If the server restarts or the connection breaks:
- The Level 2 context transitions to BROKEN or DISCONNECTED
- On the next refresh call, Level 2 attempts reconnection (including full handshake)
- If reconnection succeeds, Level 3 requests a fresh full snapshot
- If the snapshot response is valid, Level 3 rebuilds the cache from scratch
- If reconnection or refresh fails, the previous cache is preserved
The consumer never loses its cache due to a transient server restart. The consumer also does not care which plugin/process now provides the service, as long as the same service contract is available again.
| Scenario | Cache behavior | Connection behavior |
|---|---|---|
| Refresh succeeds | Cache rebuilt from new snapshot | Stays connected |
| Refresh fails, was READY | Previous cache preserved | Disconnects, will retry next refresh |
| Refresh fails, was not READY | Previous cache preserved (or empty if never refreshed) | Stays disconnected, will retry next refresh |
| Server restarts | Previous cache preserved until next successful refresh | Reconnects on next refresh |
| Malformed response | Previous cache preserved | Disconnects (protocol violation) |
Each snapshot service type gets its own Level 3 helper with service-specific:
- Refresh call (wraps the specific Level 2 typed call)
- Cache data structure (tailored to the service's item type)
- Lookup function (keyed by the service's identity fields)
The general refresh/cache/lookup lifecycle is the same across all snapshot services. Only the data shape and lookup key differ.
Level 3 must have:
- Refresh success tests: fresh cache build from snapshot, cache rebuild on subsequent refresh, lookup correctness after refresh.
- Refresh failure tests: refresh failure preserves previous cache, refresh failure on first attempt leaves cache empty, refresh failure after previous success preserves old cache.

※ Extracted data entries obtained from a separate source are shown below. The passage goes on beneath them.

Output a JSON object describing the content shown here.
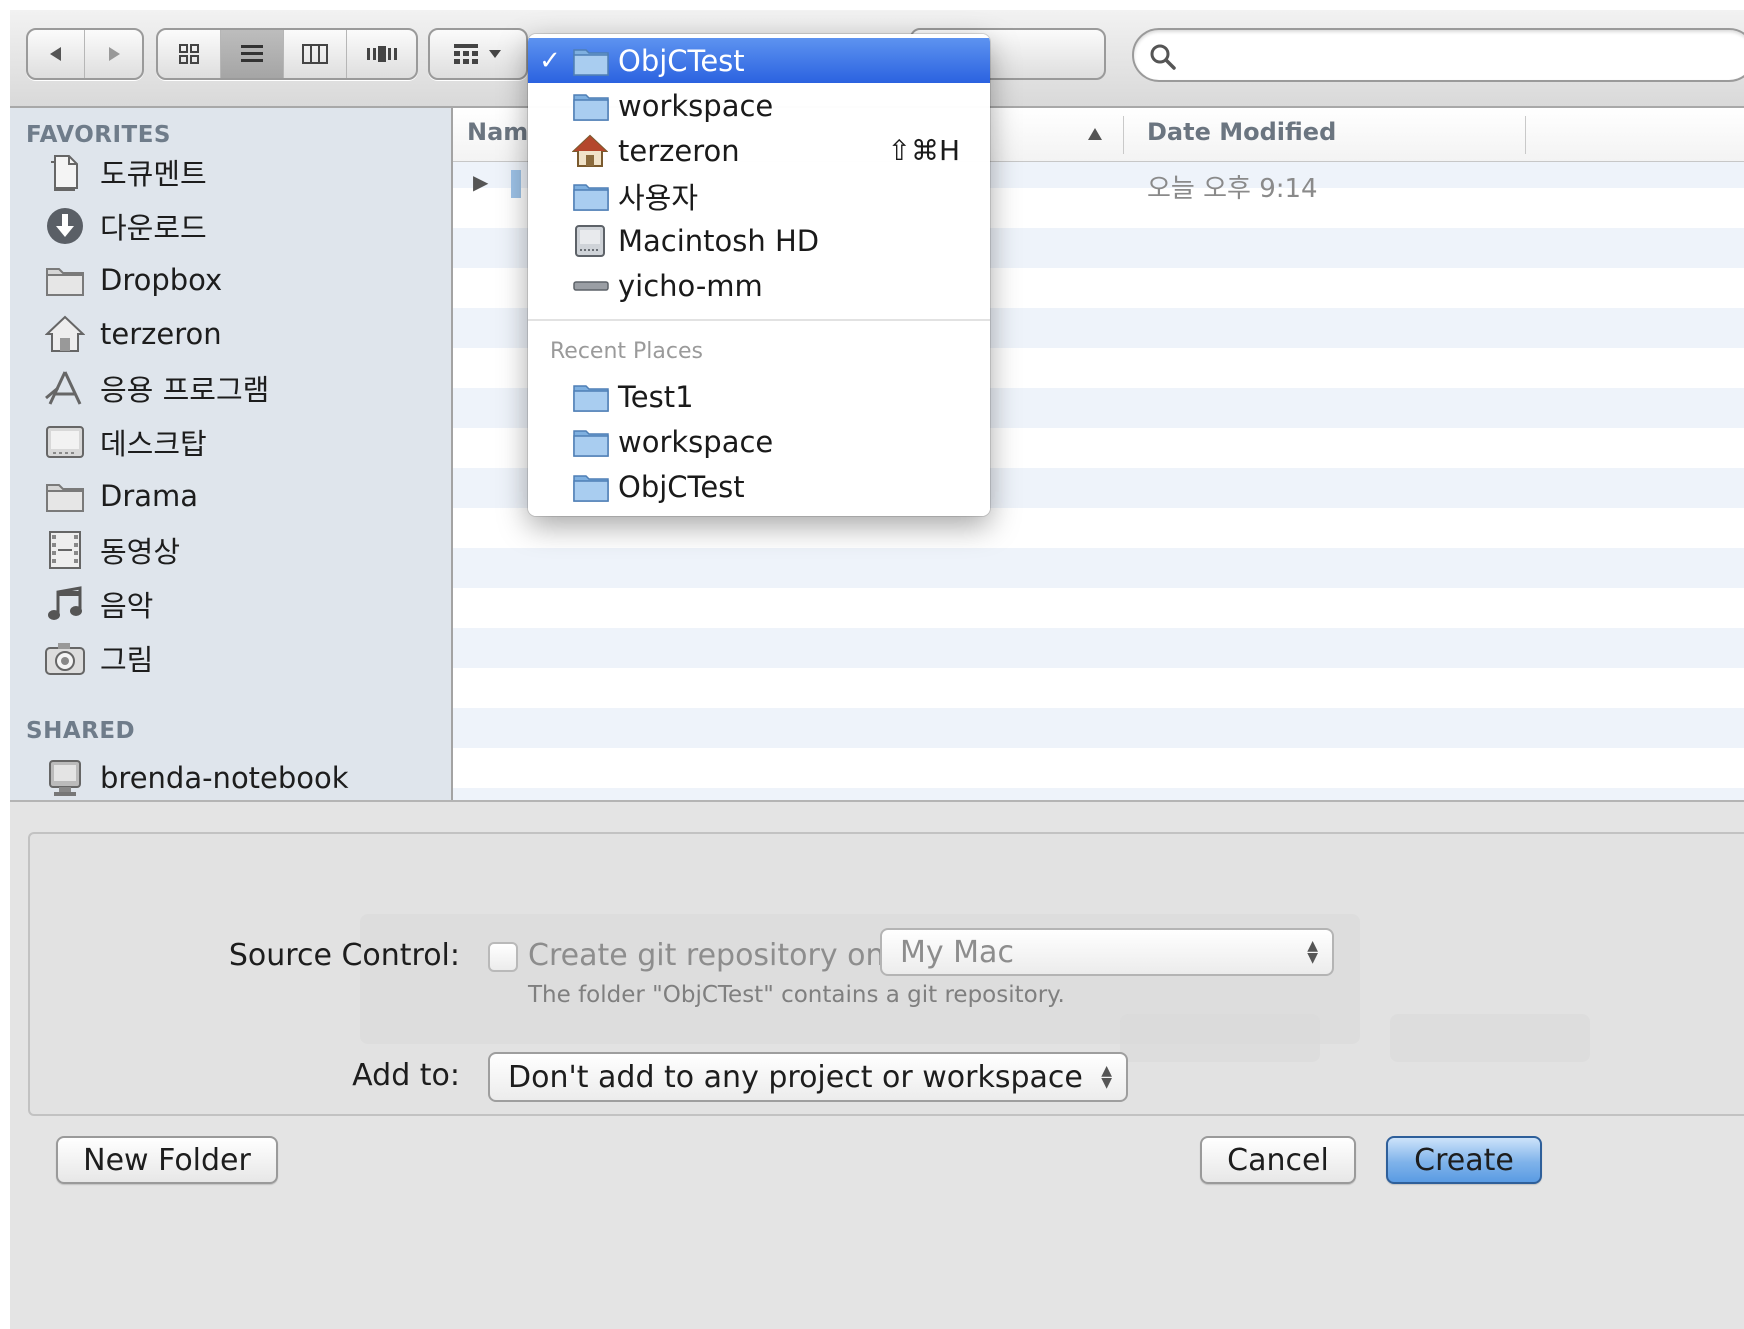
{
  "search": {
    "placeholder": ""
  },
  "sidebar": {
    "favorites_header": "FAVORITES",
    "favorites": [
      {
        "label": "도큐멘트",
        "icon": "documents-icon"
      },
      {
        "label": "다운로드",
        "icon": "downloads-icon"
      },
      {
        "label": "Dropbox",
        "icon": "folder-icon"
      },
      {
        "label": "terzeron",
        "icon": "home-icon"
      },
      {
        "label": "응용 프로그램",
        "icon": "applications-icon"
      },
      {
        "label": "데스크탑",
        "icon": "desktop-icon"
      },
      {
        "label": "Drama",
        "icon": "folder-icon"
      },
      {
        "label": "동영상",
        "icon": "movies-icon"
      },
      {
        "label": "음악",
        "icon": "music-icon"
      },
      {
        "label": "그림",
        "icon": "pictures-icon"
      }
    ],
    "shared_header": "SHARED",
    "shared": [
      {
        "label": "brenda-notebook",
        "icon": "computer-icon"
      }
    ]
  },
  "filelist": {
    "col_name": "Nam",
    "col_date": "Date Modified",
    "rows": [
      {
        "date": "오늘 오후 9:14"
      }
    ]
  },
  "path_menu": {
    "items": [
      {
        "label": "ObjCTest",
        "icon": "folder-icon",
        "checked": "✓",
        "shortcut": ""
      },
      {
        "label": "workspace",
        "icon": "folder-icon",
        "checked": "",
        "shortcut": ""
      },
      {
        "label": "terzeron",
        "icon": "home-icon",
        "checked": "",
        "shortcut": "⇧⌘H"
      },
      {
        "label": "사용자",
        "icon": "folder-icon",
        "checked": "",
        "shortcut": ""
      },
      {
        "label": "Macintosh HD",
        "icon": "hard-drive-icon",
        "checked": "",
        "shortcut": ""
      },
      {
        "label": "yicho-mm",
        "icon": "network-volume-icon",
        "checked": "",
        "shortcut": ""
      }
    ],
    "recent_header": "Recent Places",
    "recent": [
      {
        "label": "Test1",
        "icon": "folder-icon"
      },
      {
        "label": "workspace",
        "icon": "folder-icon"
      },
      {
        "label": "ObjCTest",
        "icon": "folder-icon"
      }
    ]
  },
  "accessory": {
    "source_control_label": "Source Control:",
    "git_checkbox_label": "Create git repository on",
    "git_checked": false,
    "machine_popup": "My Mac",
    "git_note": "The folder \"ObjCTest\" contains a git repository.",
    "add_to_label": "Add to:",
    "add_to_popup": "Don't add to any project or workspace"
  },
  "buttons": {
    "new_folder": "New Folder",
    "cancel": "Cancel",
    "create": "Create"
  },
  "colors": {
    "selection": "#2b62e0",
    "sidebar_bg": "#dfe5ec",
    "create_button": "#5a9be3"
  }
}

- Reconnect tests: server restart followed by successful refresh rebuilds cache, server restart followed by failed refresh preserves old cache.
- Malformed response tests: corrupt snapshot payload preserves previous cache and disconnects.
- Lookup tests: lookup by key returns correct item, lookup for missing key returns not-found, lookup on empty cache returns not-found.
- Large dataset tests: refresh with maximum item count at the negotiated limit, refresh with items containing maximum-length strings.
- Lifecycle tests: initialize without server running, first refresh connects and populates cache, close releases all resources.
- Integration tests: full Level 3 helper round-trip across all language pairs (C, Rust, Go) over baseline and SHM transports.
No exceptions. Level 3 is the integration surface for snapshot-style services in Netdata. Cache loss or corruption during operational events (server restarts, transient failures) is unacceptable.